- Supreme Court of the United States

Argued January 20, 2015 Decided April 29, 2015
- Full case name: Lanell Williams-Yulee, Petitioner v. The Florida Bar
- Docket no.: 13-1499
- Citations: 575 U.S. 433 (more) 135 S. Ct. 1656; 191 L. Ed. 2d 570; 83 U.S.L.W. 4269; 25 Fla. L. Weekly Fed. S 213; 2015 WL 1913912; 2015 U.S. LEXIS 2983
- Argument: Oral argument
- Opinion announcement: Opinion announcement

Case history
- Prior: On writ of certiorari to the Supreme Court of Florida; Fla. Bar v. Williams-Yulee, 138 So. 3d 379 (Fla. 2014)

Holding
- The First Amendment does not prohibit States from barring judges and judicial candidates from personally soliciting funds for their election campaigns, provided the restriction on speech is narrowly tailored to serve a compelling interest. Supreme Court of Florida affirmed.

Court membership
- Chief Justice John Roberts Associate Justices Antonin Scalia · Anthony Kennedy Clarence Thomas · Ruth Bader Ginsburg Stephen Breyer · Samuel Alito Sonia Sotomayor · Elena Kagan

Case opinions
- Majority: Roberts (except as to Part II), joined by Ginsburg, Breyer, Sotomayor, Kagan
- Plurality: Roberts (Part II), joined by Breyer, Sotomayor, Kagan
- Concurrence: Breyer
- Concurrence: Ginsburg (in part and in judgment), joined by Breyer (Part II)
- Dissent: Scalia, joined by Thomas
- Dissent: Kennedy
- Dissent: Alito

Laws applied
- U.S. Const. amend. I, Florida Code of Judicial Conduct Canon 7C(1)

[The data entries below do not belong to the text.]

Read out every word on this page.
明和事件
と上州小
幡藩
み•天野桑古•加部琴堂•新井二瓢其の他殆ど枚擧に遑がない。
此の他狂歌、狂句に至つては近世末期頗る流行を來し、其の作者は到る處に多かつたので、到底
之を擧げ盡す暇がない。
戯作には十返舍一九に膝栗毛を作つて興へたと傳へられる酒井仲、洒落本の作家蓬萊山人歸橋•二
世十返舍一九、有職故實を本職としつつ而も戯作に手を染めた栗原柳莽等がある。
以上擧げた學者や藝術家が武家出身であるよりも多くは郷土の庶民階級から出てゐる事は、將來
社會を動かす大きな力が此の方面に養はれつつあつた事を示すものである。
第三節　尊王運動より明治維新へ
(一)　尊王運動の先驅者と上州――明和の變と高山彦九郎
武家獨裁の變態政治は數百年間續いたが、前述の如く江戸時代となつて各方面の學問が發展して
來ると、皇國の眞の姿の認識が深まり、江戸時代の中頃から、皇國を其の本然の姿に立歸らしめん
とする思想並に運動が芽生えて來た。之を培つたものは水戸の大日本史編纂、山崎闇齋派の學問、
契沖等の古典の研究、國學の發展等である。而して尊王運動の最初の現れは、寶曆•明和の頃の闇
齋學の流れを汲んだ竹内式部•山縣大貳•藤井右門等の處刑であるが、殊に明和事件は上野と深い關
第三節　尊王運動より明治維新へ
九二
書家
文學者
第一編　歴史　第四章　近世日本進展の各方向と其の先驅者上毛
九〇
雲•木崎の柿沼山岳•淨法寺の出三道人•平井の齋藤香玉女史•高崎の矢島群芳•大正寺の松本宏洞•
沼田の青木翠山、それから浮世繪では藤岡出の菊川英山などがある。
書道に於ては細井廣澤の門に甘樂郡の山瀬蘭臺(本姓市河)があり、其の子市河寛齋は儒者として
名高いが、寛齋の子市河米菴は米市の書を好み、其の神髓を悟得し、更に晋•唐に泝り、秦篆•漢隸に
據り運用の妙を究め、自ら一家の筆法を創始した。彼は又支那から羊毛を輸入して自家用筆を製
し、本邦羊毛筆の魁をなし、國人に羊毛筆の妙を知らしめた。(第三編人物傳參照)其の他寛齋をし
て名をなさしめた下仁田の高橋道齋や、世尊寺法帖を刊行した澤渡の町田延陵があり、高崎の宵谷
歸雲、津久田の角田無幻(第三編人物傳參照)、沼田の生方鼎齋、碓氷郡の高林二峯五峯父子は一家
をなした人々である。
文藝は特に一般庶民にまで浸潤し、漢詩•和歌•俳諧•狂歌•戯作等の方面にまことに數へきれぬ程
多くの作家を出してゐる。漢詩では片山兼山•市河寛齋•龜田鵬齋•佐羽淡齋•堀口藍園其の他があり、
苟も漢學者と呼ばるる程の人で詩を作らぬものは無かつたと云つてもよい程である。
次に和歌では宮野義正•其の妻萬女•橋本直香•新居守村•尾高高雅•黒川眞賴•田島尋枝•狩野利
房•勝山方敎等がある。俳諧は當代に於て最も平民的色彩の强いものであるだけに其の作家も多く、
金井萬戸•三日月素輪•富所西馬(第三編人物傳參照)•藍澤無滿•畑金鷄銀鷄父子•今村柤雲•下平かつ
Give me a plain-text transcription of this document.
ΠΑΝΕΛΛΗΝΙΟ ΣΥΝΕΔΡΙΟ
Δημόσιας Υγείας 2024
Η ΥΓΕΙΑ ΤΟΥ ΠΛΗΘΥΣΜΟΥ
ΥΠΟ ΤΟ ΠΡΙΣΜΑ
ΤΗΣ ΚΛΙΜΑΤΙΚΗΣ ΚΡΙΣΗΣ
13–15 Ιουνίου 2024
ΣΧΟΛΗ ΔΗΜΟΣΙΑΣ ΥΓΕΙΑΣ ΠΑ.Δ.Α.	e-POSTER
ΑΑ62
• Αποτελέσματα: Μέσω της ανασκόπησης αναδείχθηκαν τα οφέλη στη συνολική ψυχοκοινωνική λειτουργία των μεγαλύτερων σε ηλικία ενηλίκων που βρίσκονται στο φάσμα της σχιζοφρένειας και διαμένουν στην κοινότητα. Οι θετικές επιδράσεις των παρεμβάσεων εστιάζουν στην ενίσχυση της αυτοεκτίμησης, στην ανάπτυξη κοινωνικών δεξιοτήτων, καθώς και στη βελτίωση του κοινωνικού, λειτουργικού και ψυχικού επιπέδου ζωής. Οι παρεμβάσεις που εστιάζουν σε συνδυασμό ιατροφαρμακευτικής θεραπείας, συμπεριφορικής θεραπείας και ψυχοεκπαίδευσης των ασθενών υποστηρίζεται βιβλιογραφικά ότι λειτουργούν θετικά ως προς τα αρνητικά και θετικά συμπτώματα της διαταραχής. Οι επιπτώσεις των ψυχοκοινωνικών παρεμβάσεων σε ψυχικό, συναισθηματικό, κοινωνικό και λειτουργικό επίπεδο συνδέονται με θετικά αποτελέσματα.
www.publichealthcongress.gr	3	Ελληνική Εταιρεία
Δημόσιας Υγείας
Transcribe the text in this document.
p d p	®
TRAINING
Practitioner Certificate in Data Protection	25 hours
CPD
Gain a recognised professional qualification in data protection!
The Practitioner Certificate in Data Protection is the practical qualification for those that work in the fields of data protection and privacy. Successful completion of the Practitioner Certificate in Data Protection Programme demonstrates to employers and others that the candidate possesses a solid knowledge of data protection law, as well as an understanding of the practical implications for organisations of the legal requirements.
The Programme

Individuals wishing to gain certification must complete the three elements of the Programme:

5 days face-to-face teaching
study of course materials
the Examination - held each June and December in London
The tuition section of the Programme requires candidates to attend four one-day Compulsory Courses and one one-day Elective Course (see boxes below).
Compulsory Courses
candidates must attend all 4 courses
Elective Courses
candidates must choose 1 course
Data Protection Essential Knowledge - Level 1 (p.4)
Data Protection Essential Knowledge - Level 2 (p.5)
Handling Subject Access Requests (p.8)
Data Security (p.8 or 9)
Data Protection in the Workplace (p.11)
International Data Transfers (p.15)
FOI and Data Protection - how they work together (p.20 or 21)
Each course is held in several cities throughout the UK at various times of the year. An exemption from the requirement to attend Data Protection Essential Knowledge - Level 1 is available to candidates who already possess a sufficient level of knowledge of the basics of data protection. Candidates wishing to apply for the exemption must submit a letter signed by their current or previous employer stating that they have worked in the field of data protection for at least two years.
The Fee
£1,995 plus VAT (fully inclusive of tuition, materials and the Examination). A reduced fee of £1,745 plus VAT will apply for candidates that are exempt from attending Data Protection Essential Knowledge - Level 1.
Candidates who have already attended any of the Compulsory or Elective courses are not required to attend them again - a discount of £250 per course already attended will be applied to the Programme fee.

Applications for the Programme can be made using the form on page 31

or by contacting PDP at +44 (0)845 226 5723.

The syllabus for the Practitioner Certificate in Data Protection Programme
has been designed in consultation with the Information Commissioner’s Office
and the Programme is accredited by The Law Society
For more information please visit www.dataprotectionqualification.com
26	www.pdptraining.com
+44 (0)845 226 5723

= Williams-Yulee v. Florida Bar =

Williams-Yulee v. Florida Bar, 575 U.S. 433 (2015), was a United States Supreme Court case in which the court held that the First Amendment did not prohibit states from barring judges and judicial candidates from personally soliciting funds for their election campaigns since that specific restriction on candidate's speech was deemed to be narrowly tailored to serve the compelling interest of keeping the judiciary impartial. It is an instance of a government regulation passing strict scrutiny.

At issue in the case was a Florida law which barred judges from personally soliciting campaign funds. However, judges could still set up a committee in order to raise campaign funds. Williams-Yulee was a judicial candidate in Hillsborough County, Florida, who sent out a soliciting letter for campaign contributions. She also posted the letter to her website. Williams-Yulee lost her campaign to the incumbent judge. The Florida Bar filed a complaint against her for violating the law shortly afterwards.

The effects of the ruling has been a point of discussion among academics. For instance, Josh Wheeler writing for SCOTUSBlog raised concerns about greater restrictions on judicial speech and the weakening of the strict scrutiny standard.